Legittimo il sequestro preventivo funzionale alla confisca anche su beni intestati a terzi
Cassazione Penale sez. III penale 19 marzo 2015 sent. n. 11497.
Con la sentenza in commento la Corte di Cassazione ha enunciato il principio secondo cui il sequestro preventivo funzionale alla confisca può riguardare anche beni non di proprietà dell’indagato anche in assenza, e salvo un’evidente sproporzione, di una precisa corrispondenza in termini strettamente economici tra il quantum oggetto del reato (evasione) e il patrimonio assoggettato a vincolo cautelare,.
Tale conclusione poggia sulla valorizzazione del concetto di “disponibilità” dei beni sequestrabili da rinvenirsi, al pari della nozione civilistica del possesso, in tutte quelle situazioni nelle quali i beni stessi ricadano nella sfera degli interessi economici del reo, ancorché il potere dispositivo su di essi venga esercitato per il tramite di terzi.
Emblematici sono i casi dell’acquisto, con il denaro dell’indagato, di beni pur reperiti presso terzi ovvero di beni formalmente intestati ad un soggetto non indagato.
In tali casi, la res ad avviso della Corte è certamente sequestrabile e ciò poiché la disponibilità della provvista da parte dell’indagato ha reso evidente in termini di “qualificata probabilità” il legame tra il primo ed i beni.
Quindi a fronte della prova che determinati beni siano stati acquistati con denaro direttamente o indirettamente riconducibile all’indagato e poi intestati, ad esempio, ai suoi familiari, occorre che questi provino che la disponibilità degli stessi non sia rimasta all’indagato per sottrarsi all’applicazione della misura ablatoria.
In definitiva, motiva la Corte che l’avere fornito la provvista per l’acquisto si pone come presunzione iuris tantum di intestazione fittizia, cui l’intestatario formale del bene può ovviare portando in giudizio elementi da cui possa desumersi che, al di là del denaro con cui è stato acquistato, il bene rientri nella sua disponibilità e ricada in toto nella sua sfera di interesse economico.
Si evidenzia, infine, che con la pronuncia in commento la Corte di Cassazione ha ribadito il principio secondo il quale in materia di illeciti tributari gli elementi raccolti durante gli accessi, le ispezioni e le verifiche compiute dalla Guardia di Finanza per l’accertamento dell’imposta sul valore aggiunto e delle imposte dirette sono sempre utilizzabili quale “notitia criminis”, “in quanto a tali attività non è applicabile la disciplina prevista dal codice di rito per l’operato della polizia giudiziaria”. Si tratta, motiva la Corte, di atti che hanno natura amministrativa e che sono finalizzati alla formazione di un successivo atto di imposizione fiscale, di guisa che le eventuali irregolarità verificatesi nel corso di tale procedimento amministrativo, se incidono sulla validità dell’accertamento tributario nei confronti del soggetto sottoposto alla verifica fiscale, non rendono inutilizzabile la “notizia criminis” che emerga nel corso della verifica stessa.
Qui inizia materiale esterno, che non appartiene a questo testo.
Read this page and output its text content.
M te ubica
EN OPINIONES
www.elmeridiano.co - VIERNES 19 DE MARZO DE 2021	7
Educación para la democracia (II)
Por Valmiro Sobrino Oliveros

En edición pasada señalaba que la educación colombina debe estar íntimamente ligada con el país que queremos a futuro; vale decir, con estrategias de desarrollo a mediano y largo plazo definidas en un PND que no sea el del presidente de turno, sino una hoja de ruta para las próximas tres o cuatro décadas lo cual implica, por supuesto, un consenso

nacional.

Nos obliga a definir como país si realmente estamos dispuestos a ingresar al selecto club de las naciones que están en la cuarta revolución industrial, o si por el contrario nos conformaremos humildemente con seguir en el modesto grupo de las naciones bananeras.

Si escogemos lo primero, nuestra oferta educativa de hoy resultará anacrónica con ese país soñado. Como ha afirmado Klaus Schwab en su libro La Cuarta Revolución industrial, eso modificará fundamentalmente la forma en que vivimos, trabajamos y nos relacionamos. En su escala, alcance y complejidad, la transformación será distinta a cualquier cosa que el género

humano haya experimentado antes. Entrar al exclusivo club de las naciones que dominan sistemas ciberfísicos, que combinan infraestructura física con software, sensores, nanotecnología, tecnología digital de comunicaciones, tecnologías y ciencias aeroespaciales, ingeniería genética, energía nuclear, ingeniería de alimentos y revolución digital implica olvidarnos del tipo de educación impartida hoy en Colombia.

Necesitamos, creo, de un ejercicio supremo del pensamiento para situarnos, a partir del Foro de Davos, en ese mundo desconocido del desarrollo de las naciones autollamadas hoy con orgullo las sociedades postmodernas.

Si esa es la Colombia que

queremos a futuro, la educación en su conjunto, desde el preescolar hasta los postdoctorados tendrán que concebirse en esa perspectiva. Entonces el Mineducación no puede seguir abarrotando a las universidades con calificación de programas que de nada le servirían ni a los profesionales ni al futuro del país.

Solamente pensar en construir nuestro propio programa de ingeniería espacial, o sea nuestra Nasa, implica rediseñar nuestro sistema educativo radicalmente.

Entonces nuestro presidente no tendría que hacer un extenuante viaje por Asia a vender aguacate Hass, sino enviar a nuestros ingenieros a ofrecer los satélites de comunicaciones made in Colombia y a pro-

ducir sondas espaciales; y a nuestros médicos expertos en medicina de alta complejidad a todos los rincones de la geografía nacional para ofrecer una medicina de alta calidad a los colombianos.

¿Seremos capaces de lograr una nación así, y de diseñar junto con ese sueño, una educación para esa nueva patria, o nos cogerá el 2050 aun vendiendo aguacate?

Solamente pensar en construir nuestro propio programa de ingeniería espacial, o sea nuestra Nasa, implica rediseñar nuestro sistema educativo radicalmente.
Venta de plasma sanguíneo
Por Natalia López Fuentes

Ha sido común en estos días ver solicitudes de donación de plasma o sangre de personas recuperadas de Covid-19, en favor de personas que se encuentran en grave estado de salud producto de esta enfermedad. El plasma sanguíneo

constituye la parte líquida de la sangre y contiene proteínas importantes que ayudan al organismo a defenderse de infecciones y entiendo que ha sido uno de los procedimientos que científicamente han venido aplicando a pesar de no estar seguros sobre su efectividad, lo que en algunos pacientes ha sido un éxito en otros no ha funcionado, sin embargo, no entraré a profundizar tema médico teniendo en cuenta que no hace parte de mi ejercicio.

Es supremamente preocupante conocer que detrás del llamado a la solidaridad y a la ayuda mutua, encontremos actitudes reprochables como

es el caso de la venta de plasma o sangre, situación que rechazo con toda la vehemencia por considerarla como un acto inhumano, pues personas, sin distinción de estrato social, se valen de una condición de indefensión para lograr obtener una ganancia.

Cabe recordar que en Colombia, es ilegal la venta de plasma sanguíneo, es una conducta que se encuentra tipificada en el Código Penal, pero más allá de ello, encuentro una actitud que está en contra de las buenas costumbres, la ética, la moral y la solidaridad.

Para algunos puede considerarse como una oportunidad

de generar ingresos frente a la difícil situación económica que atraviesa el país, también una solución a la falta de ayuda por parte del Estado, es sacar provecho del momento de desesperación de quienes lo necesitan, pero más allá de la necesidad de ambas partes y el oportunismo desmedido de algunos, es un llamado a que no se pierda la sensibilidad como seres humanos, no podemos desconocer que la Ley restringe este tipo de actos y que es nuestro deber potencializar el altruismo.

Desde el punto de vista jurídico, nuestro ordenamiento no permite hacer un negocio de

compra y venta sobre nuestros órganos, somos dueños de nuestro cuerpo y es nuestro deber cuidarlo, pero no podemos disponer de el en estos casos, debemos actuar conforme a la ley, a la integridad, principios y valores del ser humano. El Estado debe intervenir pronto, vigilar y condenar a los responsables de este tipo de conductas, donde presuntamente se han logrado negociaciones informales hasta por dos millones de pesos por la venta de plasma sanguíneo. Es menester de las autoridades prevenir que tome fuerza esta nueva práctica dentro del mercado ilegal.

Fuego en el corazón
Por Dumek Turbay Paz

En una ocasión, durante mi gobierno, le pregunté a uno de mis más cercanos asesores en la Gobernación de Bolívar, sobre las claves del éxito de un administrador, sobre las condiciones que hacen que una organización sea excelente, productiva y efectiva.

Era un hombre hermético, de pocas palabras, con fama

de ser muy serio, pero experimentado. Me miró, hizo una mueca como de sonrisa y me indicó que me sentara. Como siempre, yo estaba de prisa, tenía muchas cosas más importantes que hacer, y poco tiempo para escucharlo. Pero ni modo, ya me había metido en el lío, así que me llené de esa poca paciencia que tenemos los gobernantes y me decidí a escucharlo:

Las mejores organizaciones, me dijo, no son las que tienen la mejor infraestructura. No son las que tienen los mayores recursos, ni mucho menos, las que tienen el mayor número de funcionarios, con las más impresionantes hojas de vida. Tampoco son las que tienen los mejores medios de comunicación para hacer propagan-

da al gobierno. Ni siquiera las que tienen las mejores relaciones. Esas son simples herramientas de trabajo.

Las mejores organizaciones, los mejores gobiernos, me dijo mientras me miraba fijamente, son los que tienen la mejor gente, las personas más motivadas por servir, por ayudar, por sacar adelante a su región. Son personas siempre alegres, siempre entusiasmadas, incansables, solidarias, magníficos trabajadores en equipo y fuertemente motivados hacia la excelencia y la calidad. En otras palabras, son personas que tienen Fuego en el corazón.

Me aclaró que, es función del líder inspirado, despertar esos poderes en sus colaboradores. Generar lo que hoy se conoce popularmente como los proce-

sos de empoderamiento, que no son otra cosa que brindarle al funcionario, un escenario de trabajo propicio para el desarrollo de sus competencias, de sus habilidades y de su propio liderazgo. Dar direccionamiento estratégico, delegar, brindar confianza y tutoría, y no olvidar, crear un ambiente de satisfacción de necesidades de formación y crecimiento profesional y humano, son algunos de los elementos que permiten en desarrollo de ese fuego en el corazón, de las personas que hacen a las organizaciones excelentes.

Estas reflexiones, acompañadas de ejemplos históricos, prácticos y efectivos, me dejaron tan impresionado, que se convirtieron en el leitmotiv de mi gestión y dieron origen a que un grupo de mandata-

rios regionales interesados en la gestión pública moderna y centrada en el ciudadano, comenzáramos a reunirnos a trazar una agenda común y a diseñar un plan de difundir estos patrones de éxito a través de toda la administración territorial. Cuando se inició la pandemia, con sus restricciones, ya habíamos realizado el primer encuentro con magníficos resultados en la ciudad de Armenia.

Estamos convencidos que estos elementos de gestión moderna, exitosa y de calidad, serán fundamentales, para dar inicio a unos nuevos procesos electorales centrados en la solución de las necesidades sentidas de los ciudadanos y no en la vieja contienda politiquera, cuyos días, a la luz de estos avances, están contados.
A tali accessi – pertanto- non è applicabile la disciplina prevista dal codice di rito per l’attività di polizia giudiziaria e, trattandosi di atti amministrativi e non giudiziari, la loro irregolarità formale può essere considerata solo causa di invalidità dell’accertamento fiscale, ma non può riverberare i suoi effetti sull’accertamento penale.